- Details
- Category: HSP Project concept
- Published: 03 July 2017
- Last Updated: 03 July 2017
- Hits: 19103
Economic growth in the GMS is highly vulnerable to outbreaks of emerging diseases, such as severe acute respiratory syndrome, avian influenza, and Middle East respiratory syndrome. Other communicable diseases, including drug-resistant malaria, dengue, and antimicrobial-resistant infections, also have a significant economic impact. Multiple factors play a role in spreading communicable diseases, including an increasingly mobile population, increasing trade, and intensified interaction between people and animals. Particularly at risk are the poor, ethnic groups, and those living in border and remote areas or living along economic corridors. Infections can therefore easily pass beyond borders, and a regional approach is (i) necessary, so at-risk countries can participate and work together to improve their health systems; and (ii) beneficial, since it can result in synergies arising from coordination and lessons learned from regional peers.
In recent years, the ministries of health (MOHs) in GMS countries have made progress in regional information sharing, inter-sectoral dialogue, and cross-border cooperation for communicable disease control (CDC). Cross-border collaboration between neighboring provinces across international borders (which includes joint outbreak investigation, information exchange, and patient referrals) is gaining momentum but needs to be integrated into routine CDC activities.

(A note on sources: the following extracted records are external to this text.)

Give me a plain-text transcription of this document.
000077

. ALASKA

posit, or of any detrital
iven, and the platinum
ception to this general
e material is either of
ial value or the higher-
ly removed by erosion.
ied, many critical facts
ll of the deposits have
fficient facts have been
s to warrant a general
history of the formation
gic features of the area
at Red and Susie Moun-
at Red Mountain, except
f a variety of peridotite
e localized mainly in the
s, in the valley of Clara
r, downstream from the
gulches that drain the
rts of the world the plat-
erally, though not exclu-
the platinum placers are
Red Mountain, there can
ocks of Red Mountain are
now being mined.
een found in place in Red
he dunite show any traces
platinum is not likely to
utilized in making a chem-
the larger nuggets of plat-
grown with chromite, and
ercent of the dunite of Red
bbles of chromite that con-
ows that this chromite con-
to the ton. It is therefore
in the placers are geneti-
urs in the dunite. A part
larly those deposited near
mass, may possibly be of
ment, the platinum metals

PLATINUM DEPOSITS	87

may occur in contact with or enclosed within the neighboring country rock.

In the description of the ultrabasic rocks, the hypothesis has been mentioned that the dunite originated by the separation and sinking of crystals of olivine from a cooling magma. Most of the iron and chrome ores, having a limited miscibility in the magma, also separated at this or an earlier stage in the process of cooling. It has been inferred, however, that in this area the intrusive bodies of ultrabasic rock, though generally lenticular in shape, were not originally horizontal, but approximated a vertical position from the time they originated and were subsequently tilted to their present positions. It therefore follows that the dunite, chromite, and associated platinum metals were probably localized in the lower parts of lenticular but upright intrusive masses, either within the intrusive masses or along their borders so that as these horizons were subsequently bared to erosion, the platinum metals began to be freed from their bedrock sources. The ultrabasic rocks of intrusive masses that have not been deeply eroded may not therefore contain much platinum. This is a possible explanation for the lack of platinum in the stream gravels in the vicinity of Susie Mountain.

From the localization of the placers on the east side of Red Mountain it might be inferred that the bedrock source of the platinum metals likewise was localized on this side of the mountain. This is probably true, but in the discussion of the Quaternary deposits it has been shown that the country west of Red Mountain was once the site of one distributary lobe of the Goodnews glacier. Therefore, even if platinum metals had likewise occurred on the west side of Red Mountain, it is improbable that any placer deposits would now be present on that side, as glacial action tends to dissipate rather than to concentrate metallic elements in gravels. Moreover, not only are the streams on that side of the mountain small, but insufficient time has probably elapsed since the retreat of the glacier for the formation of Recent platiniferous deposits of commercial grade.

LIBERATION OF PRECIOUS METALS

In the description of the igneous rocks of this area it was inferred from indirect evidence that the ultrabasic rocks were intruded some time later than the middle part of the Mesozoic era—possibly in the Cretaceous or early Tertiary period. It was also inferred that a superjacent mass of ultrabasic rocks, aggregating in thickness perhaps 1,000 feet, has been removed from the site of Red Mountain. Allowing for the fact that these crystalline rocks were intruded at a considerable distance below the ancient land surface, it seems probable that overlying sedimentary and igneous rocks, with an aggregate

Health service networks within Cambodia, the Lao PDR, Myanmar, and Viet Nam (CLMV) have expanded rapidly, but marginalized, mobile, and poor people still have limited access to health services. Mobile populations, ethnic minorities, and other vulnerable groups (MEVs) and populations living in remote border areas are more likely to spread infectious diseases and tend to use health services less than the general population. Cross-border migrant workers returning home with HIV or tuberculosis infection have limited access to treatment. Disease control programs for HIV/AIDS, tuberculosis, and malaria are in place but often do not reach these vulnerable groups in border areas due to staff and funding constraints. Consequently, in some countries, up to one-third of tuberculosis cases are not identified, and one-third of diagnosed tuberculosis and HIV/AIDS cases are not properly treated.